Dismissing our two main modern theories, utilitarianism and rights

The problem with utilittarianism was, he says, "that the notion of human happiness is not a unitary, simple notion and cannot provide us with a criterion for making our key choices." (p63)

And it is not easy to use utility or any single notion in practice, either.

The objects of natural or educated human desire are irreducibly heterogenous and the notion of summing them either for individuals or for some population has no clear sense. (p70)

The Kantian tradition has its problems as well. "Rights"are problematic, he argues, even if they dominate so much of our public debates these days.

there is no expression in any ancient or medieval language correctly translated by our expression " a right" until near the close of the Middle Ages: the concept lacks any means of expression in Hebrew, Greek, Latin or Arabic, classical or medieval, before 1400, let alone in Old English or Japanese as late as the mid-nineteenth century. From this it does not follow that there are no natural or human rights; it only follows that no-one could have known that there were. .. Every attempt to give good reasons to believe there are such rights has failed. (p69)

So where does that leave us?

"..the price paid for liberation from what appeard to be the external authority of traditional morality was the loss of any authortiative content from the would-be moral utterances of the newly autonomous agent. Each moral agent now spoke unconstrained by the externalities of divine law, natural teleology or hierachical authoirty; but why should anyone else now listen to him? (p68)

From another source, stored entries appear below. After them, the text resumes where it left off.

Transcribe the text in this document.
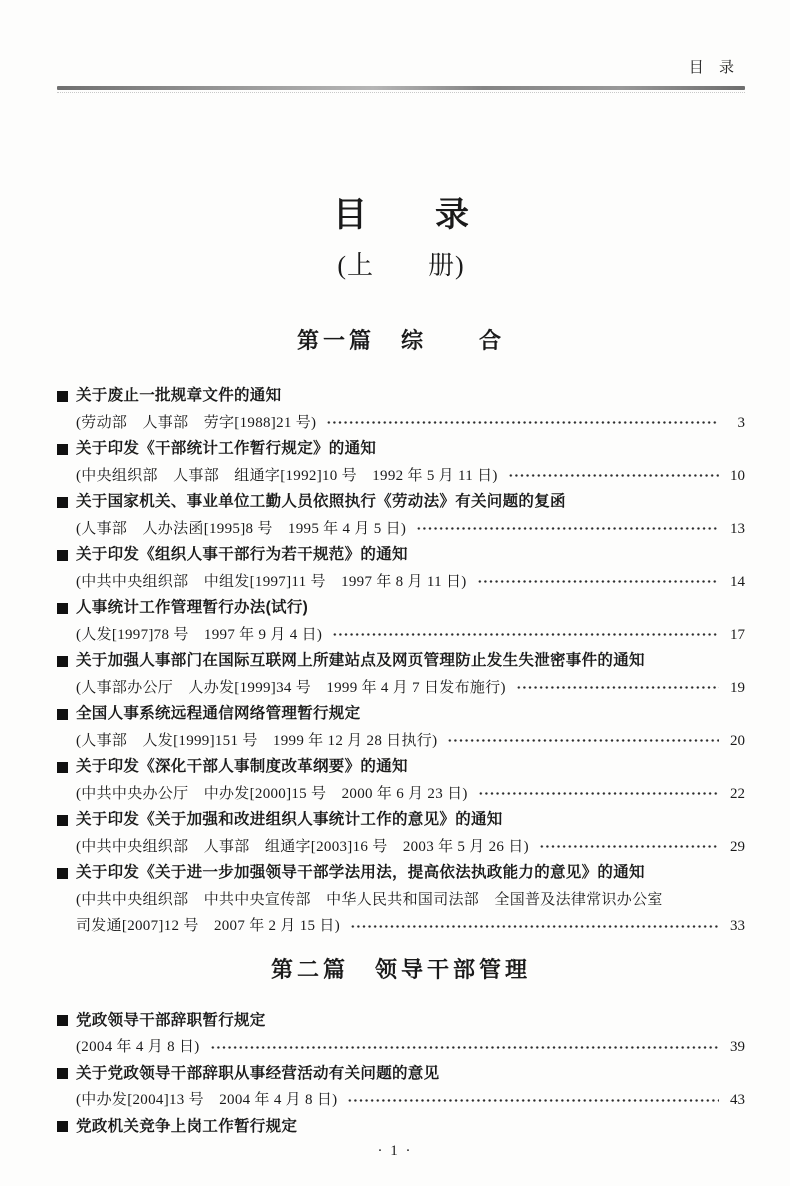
目   录
目　　录
(上　　册)
第一篇　综　　合
关于废止一批规章文件的通知
(劳动部　人事部　劳字[1988]21 号)	3
关于印发《干部统计工作暂行规定》的通知
(中央组织部　人事部　组通字[1992]10 号　1992 年 5 月 11 日)	10
关于国家机关、事业单位工勤人员依照执行《劳动法》有关问题的复函
(人事部　人办法函[1995]8 号　1995 年 4 月 5 日)	13
关于印发《组织人事干部行为若干规范》的通知
(中共中央组织部　中组发[1997]11 号　1997 年 8 月 11 日)	14
人事统计工作管理暂行办法(试行)
(人发[1997]78 号　1997 年 9 月 4 日)	17
关于加强人事部门在国际互联网上所建站点及网页管理防止发生失泄密事件的通知
(人事部办公厅　人办发[1999]34 号　1999 年 4 月 7 日发布施行)	19
全国人事系统远程通信网络管理暂行规定
(人事部　人发[1999]151 号　1999 年 12 月 28 日执行)	20
关于印发《深化干部人事制度改革纲要》的通知
(中共中央办公厅　中办发[2000]15 号　2000 年 6 月 23 日)	22
关于印发《关于加强和改进组织人事统计工作的意见》的通知
(中共中央组织部　人事部　组通字[2003]16 号　2003 年 5 月 26 日)	29
关于印发《关于进一步加强领导干部学法用法，提高依法执政能力的意见》的通知
(中共中央组织部　中共中央宣传部　中华人民共和国司法部　全国普及法律常识办公室
司发通[2007]12 号　2007 年 2 月 15 日)	33
第二篇　领导干部管理
党政领导干部辞职暂行规定
(2004 年 4 月 8 日)	39
关于党政领导干部辞职从事经营活动有关问题的意见
(中办发[2004]13 号　2004 年 4 月 8 日)	43
党政机关竞争上岗工作暂行规定
· 1 ·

And what we end up with is a bureaucratic individualism where the characteristic debates are "between an indiviudalism which makes its claims in terms of rights and forms of bureaucraitic organiization which make their claims in terms of utility. "

This produces a characteristic for. It "occurs as a reaction to the alleged invasion of someone's rights in the name of someone else's utility.

The self assertive shrillness of protest arises because the facts of incommensurability ensure that protestors can never win an argument; the indignant self-righteousness of protest arises because the facts of incommensurability ensure that protestors can never lose an argument either...the effects of incommensurability ensure that protestors rarely have anyone to talk to but themselves. (p71)

It is, he says, a rhetorical mask which conceals the preferences of arbitrary will and desire.

The older idea of the virtues

So what is the answer? Enlightenment moralities ignore the older question " what sort of person am I to become" in favor of "what rules ought we to follow?" (p118)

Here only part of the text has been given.